【第194回】2月「AIは人間社会を抜本的に変える」

2月20日開催予定

 

松本徹三さん@70期(ソフトバンクモバイル株式会社 元取締役副社長)

1939年生まれ。
京都大学法学部を卒業後、伊藤忠商事 大阪本社に入社。
アメリカ会社エレクトロニクス部長、東京本社の通信事業部長、マルチメディア事業部長、宇宙情報部門長代行などを歴任後、1996年に伊藤忠を退社して独立。
コンサルタント業のジャパン・リンクを設立後、米クアルコム社の要請を受けてクアルコムジャパンを1998年に設立し、社長に就任。
2005年には、同社会長 兼 米国本社上級副社長に就任し、発展途上国向け新サービスの開拓などに取り組む。
2006年9月にクアルコムを退社し、同年10月にソフトバンクモバイルの取締役副社長に就任、主として技術戦略、国際戦略などを担当。
2011年6月には副社長を退任して取締役特別顧問になり、1年後に退社する。
2013年11月に、休眠していたジャパン・リンクを復活させて、現在はソフトバンクを含む国内外の通信関連企業数社とのアドバイザリー契約がある。
2013年から2年間、明治大学専門職大学院グローバル・ビジネス研究科の特別招聘教授も務めた。
最近の著書に『AIが神になる日』(SBクリエイティブ、2017年7月)がある。

 

≪講演内容≫

講演者の松本徹三氏(70期)は、元ソフトバンク・モバイルの取締役副社長で、今なお同社のアドバイザーを勤める他、一昨年に日本で出版した「AIが神になる日(インギュラリティーが人類を救う)」の英語版と中国語版を昨年末には世界の14ヶ国で発売開始するなど、世界を舞台に多忙の日々を送っておられます。

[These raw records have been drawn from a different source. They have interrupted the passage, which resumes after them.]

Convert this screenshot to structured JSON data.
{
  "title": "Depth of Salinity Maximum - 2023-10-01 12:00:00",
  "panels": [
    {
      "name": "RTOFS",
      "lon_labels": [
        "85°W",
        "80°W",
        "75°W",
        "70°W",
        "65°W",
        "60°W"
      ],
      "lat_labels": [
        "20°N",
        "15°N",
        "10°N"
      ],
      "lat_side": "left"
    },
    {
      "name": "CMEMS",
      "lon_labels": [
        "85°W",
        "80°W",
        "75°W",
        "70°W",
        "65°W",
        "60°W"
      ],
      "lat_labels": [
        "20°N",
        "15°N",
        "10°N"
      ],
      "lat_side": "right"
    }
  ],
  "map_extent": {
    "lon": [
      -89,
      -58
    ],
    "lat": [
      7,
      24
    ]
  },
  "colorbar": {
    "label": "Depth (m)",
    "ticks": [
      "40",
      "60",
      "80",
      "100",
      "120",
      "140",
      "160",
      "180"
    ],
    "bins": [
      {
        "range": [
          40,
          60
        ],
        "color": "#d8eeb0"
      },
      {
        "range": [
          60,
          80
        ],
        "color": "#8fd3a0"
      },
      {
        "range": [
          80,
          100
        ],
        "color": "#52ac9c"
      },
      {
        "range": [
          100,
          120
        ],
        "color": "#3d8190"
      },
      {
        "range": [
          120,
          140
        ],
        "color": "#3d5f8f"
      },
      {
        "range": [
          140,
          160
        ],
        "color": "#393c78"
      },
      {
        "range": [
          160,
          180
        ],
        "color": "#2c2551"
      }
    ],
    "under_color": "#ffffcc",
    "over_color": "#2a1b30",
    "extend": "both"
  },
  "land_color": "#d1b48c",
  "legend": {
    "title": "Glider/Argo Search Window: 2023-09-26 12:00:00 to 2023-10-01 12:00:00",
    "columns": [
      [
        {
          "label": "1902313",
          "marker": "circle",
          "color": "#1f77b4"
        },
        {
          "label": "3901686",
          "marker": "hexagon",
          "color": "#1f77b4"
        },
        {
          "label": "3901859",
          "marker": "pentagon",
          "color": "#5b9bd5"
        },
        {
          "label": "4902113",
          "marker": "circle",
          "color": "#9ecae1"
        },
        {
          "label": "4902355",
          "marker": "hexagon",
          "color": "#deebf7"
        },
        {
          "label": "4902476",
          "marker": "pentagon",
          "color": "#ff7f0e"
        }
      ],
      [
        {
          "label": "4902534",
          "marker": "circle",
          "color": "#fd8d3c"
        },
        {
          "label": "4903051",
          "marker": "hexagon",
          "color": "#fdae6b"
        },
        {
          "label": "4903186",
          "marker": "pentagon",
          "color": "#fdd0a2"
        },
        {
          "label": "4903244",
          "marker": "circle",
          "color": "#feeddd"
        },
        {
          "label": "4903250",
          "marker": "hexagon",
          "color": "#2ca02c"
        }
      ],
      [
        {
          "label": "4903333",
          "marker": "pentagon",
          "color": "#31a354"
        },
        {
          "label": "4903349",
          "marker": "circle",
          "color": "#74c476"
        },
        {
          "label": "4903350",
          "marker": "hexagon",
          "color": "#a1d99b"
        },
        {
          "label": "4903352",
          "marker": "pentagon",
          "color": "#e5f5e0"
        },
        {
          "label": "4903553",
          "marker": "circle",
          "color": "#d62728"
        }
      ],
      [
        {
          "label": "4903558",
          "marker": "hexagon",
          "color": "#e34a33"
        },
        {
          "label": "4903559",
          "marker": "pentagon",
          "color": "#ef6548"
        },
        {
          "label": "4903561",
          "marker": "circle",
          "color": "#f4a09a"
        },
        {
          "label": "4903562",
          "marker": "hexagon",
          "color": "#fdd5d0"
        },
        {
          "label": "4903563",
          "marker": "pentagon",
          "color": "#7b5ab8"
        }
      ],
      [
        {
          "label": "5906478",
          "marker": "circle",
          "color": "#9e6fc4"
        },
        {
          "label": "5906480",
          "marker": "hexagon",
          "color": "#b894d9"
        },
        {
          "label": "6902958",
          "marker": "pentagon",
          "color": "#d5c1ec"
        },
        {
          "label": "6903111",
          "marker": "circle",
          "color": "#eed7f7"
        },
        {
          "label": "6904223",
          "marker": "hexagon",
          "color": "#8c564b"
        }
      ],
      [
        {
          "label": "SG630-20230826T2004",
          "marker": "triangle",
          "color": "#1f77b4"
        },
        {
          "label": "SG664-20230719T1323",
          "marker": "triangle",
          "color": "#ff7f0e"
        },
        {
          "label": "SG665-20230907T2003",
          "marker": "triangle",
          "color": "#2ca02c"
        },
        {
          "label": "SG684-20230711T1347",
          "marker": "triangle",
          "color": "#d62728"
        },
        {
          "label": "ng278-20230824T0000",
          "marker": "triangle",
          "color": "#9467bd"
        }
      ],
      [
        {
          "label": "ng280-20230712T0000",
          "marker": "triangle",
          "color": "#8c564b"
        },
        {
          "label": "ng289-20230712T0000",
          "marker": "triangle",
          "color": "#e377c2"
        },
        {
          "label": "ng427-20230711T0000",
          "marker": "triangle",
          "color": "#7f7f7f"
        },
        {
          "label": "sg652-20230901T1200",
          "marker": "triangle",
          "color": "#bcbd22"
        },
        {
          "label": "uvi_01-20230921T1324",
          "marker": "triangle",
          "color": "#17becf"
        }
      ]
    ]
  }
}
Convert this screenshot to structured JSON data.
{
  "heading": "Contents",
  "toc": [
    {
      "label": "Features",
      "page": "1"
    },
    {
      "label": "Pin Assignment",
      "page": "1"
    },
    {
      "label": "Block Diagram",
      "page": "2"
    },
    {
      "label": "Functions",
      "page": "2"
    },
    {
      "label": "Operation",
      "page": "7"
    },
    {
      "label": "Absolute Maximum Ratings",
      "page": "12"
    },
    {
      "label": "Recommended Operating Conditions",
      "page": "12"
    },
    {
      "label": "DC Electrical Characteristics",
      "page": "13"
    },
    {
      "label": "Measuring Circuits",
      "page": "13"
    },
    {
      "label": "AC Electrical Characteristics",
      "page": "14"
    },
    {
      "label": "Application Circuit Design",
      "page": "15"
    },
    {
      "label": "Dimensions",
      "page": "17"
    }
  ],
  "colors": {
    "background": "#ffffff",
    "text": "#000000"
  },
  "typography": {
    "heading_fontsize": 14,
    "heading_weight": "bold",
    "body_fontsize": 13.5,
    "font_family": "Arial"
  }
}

今回は「ようやく開発が本格化しはじめたAI(人口知能)が、これから人間社会をどの様に抜本的に変えていくか」をテーマに講演され、会場の皆様からの活発な質疑を期待しておられます。

講演に先立ち、同氏から講演要旨として下記のメッセージを受け取っていますので、取り敢えずご参考に供します。

1)AIブームは過去にもあったが今回のものは本物。この流れの先に必ず「シンギュラリティー」と呼ばれる大飛躍があり、人間社会はこれにより抜本的に変わる。具体的には、政治や経済は全てAIに委ねられる事になるかもしれない。この時点は遅ければ100年後ぐらいであろうが、早ければ30-40年後ぐらいになるかもしれないから、我々は今からそのことを意識していなければならない。

2)これに至るまでの間も、人間とAIの協業のあり方は絶え間なく変化する。文系、理系を問わず、頭が柔軟でAIを駆使できる人は今より忙しくなるだろうが、固定観念に囚われた人は働く場が縮小され、厳しい世の中になるだろう。しかし、AIによって生産性が更に飛躍的に高くなれば、とりあえず先進国の国民は「BI(Basic Income)」の恩恵を享受でき、一様にストレスのない生活が送れることになるだろう。

3)現在、米国のトランプ政権の政策にも見られるように、民主主義は次第にその欠点を露呈しつつあり、過度に爛熟しつつある金融資本主義も、やがては大転換を余儀なくされる可能性が高い。その一方で、人類を破滅させる核戦争や凶悪な人工ウィルス拡散の危機も、引き続き常に存在している。AIがこれらの全ての問題を解決する鍵を握ると思われるが、これからは厳しい「時間との闘い」となる。